Reference

Revelation 20:14

And death and hell were cast into the lake of fire. This is the second death.
12

And I saw the dead, small and great, stand before God; and the books were opened: and another book was opened, which is the book of life: and the dead were judged out of those things which were written in the books, according to their works.

13

And the sea gave up the dead which were in it; and death and hell delivered up the dead which were in them: and they were judged every man according to their works.

14

And death and hell were cast into the lake of fire. This is the second death.

15

And whosoever was not found written in the book of life was cast into the lake of fire.

Why This Verse Was Tagged

Fire Imagery
Keyword Match
100% relevance

This verse contains specific terms directly associated with this theme.

Annihilation / Destruction
Keyword Match
80% relevance

This verse contains specific terms directly associated with this theme.

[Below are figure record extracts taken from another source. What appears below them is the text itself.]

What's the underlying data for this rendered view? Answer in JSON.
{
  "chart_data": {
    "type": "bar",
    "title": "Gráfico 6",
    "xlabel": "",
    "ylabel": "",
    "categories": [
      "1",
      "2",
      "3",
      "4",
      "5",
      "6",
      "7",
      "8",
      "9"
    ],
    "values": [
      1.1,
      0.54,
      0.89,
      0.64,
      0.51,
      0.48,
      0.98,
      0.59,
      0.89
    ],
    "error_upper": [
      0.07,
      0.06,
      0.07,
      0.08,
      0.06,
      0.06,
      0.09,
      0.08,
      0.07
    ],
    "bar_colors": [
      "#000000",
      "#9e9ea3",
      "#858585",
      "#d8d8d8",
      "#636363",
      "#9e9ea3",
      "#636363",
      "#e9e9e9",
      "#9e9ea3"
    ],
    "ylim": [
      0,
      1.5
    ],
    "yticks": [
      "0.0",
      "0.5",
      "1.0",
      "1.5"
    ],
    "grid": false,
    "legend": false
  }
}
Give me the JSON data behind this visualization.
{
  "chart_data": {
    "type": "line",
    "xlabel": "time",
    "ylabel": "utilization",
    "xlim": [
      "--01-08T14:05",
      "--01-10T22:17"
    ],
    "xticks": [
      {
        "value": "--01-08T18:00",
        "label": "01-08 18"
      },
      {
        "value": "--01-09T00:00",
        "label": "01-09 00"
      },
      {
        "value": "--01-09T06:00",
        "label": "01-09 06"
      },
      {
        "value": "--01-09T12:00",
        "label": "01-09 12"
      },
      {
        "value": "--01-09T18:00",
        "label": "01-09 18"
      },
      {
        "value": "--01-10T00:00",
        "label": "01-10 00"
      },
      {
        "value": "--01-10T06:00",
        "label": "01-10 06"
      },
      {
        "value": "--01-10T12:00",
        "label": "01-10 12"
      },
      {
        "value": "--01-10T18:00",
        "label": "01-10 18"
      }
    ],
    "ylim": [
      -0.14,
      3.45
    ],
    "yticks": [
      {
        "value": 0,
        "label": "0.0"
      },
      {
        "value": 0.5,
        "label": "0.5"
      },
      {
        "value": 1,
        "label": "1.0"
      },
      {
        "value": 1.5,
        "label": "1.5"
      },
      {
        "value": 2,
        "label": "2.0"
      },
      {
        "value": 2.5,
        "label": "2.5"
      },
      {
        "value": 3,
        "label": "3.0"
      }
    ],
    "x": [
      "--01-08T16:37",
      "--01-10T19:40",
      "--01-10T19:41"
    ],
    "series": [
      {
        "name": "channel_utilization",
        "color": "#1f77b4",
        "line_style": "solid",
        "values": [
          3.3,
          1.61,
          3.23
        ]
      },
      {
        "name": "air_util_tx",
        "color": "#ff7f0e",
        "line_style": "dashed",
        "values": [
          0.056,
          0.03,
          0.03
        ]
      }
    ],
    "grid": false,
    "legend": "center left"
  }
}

Hell Terminology (Sheol/Hades/Gehenna/Lake of Fire)
Keyword Match
100% relevance

This verse contains specific terms directly associated with this theme.

Eternal Conscious Torment
Multi-Signal Classification
30% relevance

This verse was identified by multiple independent signals: structural patterns, prophetic context, and vocabulary — then validated by a probability model (Snorkel).

Sheol / The Grave
Keyword Match
60% relevance

This verse contains specific terms directly associated with this theme.

Judgment at Resurrection
Semantic Discovery
30% relevance

This verse was identified through meaning similarity — its content is mathematically close to known verses in this theme, even without sharing the same vocabulary.

Counter-Arguments

The strongest case that this verse does not belong in this theme.

Two Resurrections

The verse describes the fate of "death and hell" and mentions a "second death," but it does not describe or explicitly distinguish two separate resurrection stages or events.

Fire Imagery

There is no argument that this verse does not support the theme, as it explicitly mentions "lake of fire" in a context of judgment.

Annihilation / Destruction

The verse states that "death and hell were cast into the lake of fire," which could be interpreted as the destruction of concepts or states rather than the annihilation of individual wicked beings.

Timing of Judgment

The verse describes the ultimate fate of "death and hell" and explicitly calls it "the second death," but it does not provide any temporal markers or context that would allow one to determine its timing relative to the millennium.

Hell Terminology (Sheol/Hades/Gehenna/Lake of Fire)

This verse explicitly mentions the "lake of fire" and identifies it as the "second death," which is a clear reference to a place or state of punishment distinct from the general grave (Sheol/Hades).

Eternal Conscious Torment

The verse states that "death and hell were cast into the lake of fire," and that this is "the second death." This phrasing could be interpreted as the *annihilation* or *cessation* of death and hell themselves, rather than the conscious torment of individuals within them, implying an end to their existence rather than their suffering.

Sheol / The Grave

The verse describes "death and hell" being cast into the lake of fire, which is an active judgment upon these entities, not a description of the state or destination of the dead. The focus is on the destruction of death and hell, not on the grave itself.

Judgment at Resurrection

The verse describes the ultimate fate of "death and hell" and calls it the "second death," but it does not explicitly mention a resurrection or the timing of a judgment in relation to one.